More than 30 illegal overstayers were detained and deported from Hawke's Bay in the past year, with some staying nearly 10 years illegally.
Between June 2011 and this June, they were forced to leave the country after being found living illegally in Hawke's Bay, figures obtained from the Department of Labour under the Official Information Act showed.
That figure was for people detained at local police stations and the Hawke's Bay Prison.
The longest overstayer was an Indian national who was deported in December 2011 after 3464 unlawful days, nearly 10 years, in New Zealand. Others had stayed unlawfully for up to eight years, seven years and four years.
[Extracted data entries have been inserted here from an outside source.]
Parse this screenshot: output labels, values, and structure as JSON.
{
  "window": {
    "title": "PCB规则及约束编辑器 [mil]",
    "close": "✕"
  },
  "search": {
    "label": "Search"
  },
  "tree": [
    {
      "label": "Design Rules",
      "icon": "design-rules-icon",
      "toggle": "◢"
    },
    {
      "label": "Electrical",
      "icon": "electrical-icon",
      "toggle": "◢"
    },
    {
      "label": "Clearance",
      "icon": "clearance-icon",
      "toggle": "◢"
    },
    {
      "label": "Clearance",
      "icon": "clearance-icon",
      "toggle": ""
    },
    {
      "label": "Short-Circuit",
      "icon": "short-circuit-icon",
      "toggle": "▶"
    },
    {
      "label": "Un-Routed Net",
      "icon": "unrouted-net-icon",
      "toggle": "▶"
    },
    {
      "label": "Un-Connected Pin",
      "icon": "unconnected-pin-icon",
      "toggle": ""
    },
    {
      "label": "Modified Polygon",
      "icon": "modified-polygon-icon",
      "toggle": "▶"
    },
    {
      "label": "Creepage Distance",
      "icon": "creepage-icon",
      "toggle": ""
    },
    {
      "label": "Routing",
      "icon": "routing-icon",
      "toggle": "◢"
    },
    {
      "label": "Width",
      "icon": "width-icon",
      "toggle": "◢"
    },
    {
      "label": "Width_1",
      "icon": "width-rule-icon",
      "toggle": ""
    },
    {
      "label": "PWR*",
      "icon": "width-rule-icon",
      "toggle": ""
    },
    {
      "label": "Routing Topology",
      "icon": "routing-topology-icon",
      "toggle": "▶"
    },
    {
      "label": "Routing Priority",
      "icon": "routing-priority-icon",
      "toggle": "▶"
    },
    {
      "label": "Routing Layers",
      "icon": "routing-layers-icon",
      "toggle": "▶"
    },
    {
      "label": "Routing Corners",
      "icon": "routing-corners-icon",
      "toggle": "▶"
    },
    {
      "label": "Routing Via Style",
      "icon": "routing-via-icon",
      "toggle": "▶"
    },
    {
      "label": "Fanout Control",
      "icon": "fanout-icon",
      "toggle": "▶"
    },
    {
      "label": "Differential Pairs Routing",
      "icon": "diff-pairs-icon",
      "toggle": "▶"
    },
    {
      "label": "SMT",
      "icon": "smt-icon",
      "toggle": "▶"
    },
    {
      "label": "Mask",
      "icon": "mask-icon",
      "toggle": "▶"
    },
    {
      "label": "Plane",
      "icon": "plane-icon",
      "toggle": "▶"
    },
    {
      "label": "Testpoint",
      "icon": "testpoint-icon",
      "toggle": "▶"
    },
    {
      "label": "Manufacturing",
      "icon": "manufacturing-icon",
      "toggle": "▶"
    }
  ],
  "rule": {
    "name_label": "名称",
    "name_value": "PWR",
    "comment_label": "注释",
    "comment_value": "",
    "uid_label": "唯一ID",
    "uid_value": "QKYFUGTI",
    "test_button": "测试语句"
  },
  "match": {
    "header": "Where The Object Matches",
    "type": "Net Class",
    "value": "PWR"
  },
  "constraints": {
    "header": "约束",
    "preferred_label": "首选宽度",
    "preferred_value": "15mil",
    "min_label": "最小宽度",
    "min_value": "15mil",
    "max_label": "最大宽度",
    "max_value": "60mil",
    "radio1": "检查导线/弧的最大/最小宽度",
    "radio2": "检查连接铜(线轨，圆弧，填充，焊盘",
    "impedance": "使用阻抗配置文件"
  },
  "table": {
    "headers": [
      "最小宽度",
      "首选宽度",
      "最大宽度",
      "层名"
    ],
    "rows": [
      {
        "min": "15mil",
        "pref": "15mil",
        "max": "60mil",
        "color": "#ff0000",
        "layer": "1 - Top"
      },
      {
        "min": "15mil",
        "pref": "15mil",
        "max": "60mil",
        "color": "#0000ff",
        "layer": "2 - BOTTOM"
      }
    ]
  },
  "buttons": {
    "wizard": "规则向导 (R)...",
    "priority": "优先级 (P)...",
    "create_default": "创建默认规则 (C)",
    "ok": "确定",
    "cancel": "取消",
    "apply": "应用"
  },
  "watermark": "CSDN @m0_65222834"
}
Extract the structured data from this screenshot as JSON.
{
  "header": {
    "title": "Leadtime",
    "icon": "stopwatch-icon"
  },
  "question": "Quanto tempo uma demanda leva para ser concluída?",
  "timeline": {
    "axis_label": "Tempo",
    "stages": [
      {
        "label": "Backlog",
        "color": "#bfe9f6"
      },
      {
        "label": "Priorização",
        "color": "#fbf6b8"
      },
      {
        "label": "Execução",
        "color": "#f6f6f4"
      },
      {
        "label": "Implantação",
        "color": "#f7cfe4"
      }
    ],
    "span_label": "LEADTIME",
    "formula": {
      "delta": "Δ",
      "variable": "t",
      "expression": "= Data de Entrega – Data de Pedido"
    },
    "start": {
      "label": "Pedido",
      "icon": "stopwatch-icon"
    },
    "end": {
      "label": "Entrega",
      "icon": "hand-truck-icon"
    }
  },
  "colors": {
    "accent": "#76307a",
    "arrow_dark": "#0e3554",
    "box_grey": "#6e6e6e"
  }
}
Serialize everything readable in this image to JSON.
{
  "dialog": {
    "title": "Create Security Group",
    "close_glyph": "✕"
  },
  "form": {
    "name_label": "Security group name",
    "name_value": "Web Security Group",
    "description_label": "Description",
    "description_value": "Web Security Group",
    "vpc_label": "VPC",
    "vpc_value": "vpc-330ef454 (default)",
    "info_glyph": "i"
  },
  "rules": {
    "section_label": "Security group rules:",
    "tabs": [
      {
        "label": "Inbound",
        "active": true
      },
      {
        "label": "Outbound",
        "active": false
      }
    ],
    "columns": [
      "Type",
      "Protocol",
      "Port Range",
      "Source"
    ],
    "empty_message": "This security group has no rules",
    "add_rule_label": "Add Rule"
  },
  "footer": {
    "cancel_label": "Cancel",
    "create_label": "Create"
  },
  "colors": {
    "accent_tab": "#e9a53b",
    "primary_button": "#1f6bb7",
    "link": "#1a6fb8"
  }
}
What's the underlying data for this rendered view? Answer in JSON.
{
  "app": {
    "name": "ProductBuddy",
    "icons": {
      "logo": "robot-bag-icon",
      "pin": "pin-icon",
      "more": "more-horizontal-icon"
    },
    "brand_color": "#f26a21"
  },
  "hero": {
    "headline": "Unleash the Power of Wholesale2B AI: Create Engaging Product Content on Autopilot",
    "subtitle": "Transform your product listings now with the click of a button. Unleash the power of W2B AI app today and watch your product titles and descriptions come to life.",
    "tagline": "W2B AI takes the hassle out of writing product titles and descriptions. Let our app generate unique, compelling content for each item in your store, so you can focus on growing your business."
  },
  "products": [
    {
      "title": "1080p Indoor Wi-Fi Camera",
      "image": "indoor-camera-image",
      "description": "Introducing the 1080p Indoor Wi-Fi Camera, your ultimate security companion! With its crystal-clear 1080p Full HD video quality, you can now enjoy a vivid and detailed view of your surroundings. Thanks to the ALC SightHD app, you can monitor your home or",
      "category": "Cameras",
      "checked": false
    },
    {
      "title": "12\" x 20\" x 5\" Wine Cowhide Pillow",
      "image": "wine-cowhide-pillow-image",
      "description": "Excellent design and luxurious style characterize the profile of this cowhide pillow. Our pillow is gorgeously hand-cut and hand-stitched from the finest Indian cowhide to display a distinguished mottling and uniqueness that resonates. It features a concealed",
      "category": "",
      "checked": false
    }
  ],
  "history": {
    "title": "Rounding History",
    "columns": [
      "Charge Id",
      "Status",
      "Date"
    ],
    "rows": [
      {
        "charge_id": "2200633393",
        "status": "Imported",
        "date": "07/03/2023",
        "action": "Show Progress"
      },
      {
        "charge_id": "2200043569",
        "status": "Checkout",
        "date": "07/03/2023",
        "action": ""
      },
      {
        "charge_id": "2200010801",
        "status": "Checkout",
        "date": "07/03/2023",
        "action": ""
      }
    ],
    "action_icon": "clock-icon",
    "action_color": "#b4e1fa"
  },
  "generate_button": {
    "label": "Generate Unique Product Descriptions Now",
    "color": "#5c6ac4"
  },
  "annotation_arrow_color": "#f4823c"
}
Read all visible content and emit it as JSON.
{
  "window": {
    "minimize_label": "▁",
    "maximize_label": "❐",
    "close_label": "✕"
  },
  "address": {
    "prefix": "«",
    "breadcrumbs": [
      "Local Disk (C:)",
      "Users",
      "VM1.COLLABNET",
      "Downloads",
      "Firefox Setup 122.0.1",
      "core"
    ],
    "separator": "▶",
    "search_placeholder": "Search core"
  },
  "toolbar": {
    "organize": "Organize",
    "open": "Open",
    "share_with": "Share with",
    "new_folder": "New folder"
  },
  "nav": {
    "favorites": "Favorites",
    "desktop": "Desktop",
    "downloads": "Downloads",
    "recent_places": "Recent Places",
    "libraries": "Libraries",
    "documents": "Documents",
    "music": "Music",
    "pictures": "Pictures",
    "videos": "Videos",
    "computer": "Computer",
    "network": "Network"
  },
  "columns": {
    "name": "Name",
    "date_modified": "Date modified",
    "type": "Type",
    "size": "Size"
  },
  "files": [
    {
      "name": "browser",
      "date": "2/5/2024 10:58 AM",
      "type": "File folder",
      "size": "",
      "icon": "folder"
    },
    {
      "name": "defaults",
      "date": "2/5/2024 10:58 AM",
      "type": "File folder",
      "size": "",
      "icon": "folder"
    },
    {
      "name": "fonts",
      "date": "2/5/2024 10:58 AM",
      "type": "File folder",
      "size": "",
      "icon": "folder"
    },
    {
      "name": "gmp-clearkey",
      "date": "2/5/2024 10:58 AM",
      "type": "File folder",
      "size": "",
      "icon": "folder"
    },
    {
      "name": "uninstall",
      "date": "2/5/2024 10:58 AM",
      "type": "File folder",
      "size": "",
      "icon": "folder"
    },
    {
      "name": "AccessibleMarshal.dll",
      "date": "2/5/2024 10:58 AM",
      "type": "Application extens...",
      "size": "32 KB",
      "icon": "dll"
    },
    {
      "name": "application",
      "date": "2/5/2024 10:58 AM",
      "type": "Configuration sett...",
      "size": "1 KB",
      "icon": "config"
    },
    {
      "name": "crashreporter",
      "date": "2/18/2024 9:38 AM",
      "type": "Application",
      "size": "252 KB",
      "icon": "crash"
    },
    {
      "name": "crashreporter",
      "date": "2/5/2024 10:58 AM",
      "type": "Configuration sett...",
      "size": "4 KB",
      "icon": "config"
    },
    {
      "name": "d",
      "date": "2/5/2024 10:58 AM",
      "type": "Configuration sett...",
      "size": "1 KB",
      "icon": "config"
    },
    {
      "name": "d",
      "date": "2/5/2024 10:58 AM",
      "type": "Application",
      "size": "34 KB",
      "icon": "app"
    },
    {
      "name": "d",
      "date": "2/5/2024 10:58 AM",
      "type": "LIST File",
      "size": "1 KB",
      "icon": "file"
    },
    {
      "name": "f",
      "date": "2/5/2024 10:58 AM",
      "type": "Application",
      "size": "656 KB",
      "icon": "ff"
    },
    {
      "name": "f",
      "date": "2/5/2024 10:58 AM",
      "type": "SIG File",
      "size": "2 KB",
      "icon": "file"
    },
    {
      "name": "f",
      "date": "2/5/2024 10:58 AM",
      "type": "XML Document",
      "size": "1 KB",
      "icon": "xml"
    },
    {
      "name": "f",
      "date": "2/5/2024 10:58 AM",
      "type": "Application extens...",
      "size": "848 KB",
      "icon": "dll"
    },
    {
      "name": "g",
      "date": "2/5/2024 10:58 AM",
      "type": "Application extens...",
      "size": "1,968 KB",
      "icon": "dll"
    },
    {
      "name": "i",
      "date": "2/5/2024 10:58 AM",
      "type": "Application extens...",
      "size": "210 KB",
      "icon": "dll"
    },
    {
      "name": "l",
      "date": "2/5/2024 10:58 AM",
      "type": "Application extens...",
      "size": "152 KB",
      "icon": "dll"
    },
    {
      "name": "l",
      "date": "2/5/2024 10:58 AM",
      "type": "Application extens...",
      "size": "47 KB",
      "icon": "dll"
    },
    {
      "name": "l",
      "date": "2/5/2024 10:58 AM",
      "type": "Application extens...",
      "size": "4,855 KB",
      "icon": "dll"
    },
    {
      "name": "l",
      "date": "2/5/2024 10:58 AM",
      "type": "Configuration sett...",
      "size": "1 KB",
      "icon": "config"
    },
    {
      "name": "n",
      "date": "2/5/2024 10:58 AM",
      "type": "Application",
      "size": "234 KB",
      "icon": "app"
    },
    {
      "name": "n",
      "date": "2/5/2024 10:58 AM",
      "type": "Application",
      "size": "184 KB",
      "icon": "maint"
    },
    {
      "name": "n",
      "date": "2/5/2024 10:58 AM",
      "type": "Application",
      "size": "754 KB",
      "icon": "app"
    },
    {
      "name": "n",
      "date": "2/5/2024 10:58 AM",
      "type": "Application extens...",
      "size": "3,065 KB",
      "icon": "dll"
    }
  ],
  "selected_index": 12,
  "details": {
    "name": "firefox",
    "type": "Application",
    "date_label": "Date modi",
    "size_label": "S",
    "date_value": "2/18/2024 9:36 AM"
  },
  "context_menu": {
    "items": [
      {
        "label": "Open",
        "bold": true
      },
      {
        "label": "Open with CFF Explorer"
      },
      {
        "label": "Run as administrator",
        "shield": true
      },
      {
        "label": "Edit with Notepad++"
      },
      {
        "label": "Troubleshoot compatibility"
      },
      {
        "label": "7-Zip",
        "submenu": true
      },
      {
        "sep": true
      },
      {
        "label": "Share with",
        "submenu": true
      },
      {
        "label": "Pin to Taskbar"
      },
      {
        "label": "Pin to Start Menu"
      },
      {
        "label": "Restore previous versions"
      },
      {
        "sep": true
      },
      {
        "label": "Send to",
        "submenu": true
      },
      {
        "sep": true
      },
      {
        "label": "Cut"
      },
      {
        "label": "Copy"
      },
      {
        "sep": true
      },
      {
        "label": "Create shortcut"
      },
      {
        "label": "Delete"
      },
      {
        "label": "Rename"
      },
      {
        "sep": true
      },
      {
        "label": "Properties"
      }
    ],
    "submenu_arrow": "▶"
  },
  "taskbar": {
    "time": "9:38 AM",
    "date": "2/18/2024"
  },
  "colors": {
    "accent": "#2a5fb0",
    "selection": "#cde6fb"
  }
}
Last week, a 32-year-old Chinese national, Lei Nie, was arrested in Hastings after he led police and Immigration New Zealand on a seven-year manhunt.
He was living in the region under the fake name Andrew Nie, an identity he assumed after overstaying a student visa.
Inquiries revealed he had been living in Hawke's Bay for some time, working for several horticulture and viticultural contracting companies.
The investigation into his activities resulted from what an Immigration New Zealand spokesperson described as anonymous information they received from a contractor, and other workers.
None of the other people Nie had associated, or lived with, were taken into custody.
Nie's case joins those of four other Chinese nationals. The nationality with the highest number of overstayers was Malaysia with 11 people here illegally, followed by five overstayers from India.
Immigration New Zealand intelligence, risk and integrity general manager Peter Elms said those numbers could be even higher. "The figures provided to you are not estimated but show the number of individuals held in detention in Hawke's Bay for the last year," he said.
"Some overstayers may have been deported without being detained in custody, and others will have voluntarily departed at their own cost after intervention by compliance officers."
He said those taking the risk put themselves in a vulnerable situation.
"Overstayers put themselves in a dangerous position and are vulnerable to exploitation by unscrupulous employers, and often have to operate on the margins of society," Mr Elms said.
On average it cost $2400 per deportation.
"Immigration New Zealand becomes aware of overstayers through a number of ways; information from members of the public, routine business as usual compliance checks and information from the New Zealand Police," he said.
"INZ records all arrivals and departures from New Zealand and we automatically know when someone has not departed before their visa has expired.
"We contact overstayers through texting, email and letter and where they fail to depart compliance staff undertake enquiries to locate and deport."
Since July 2000, the numbers of people caught staying in New Zealand illegally were declining, Mr Elms said.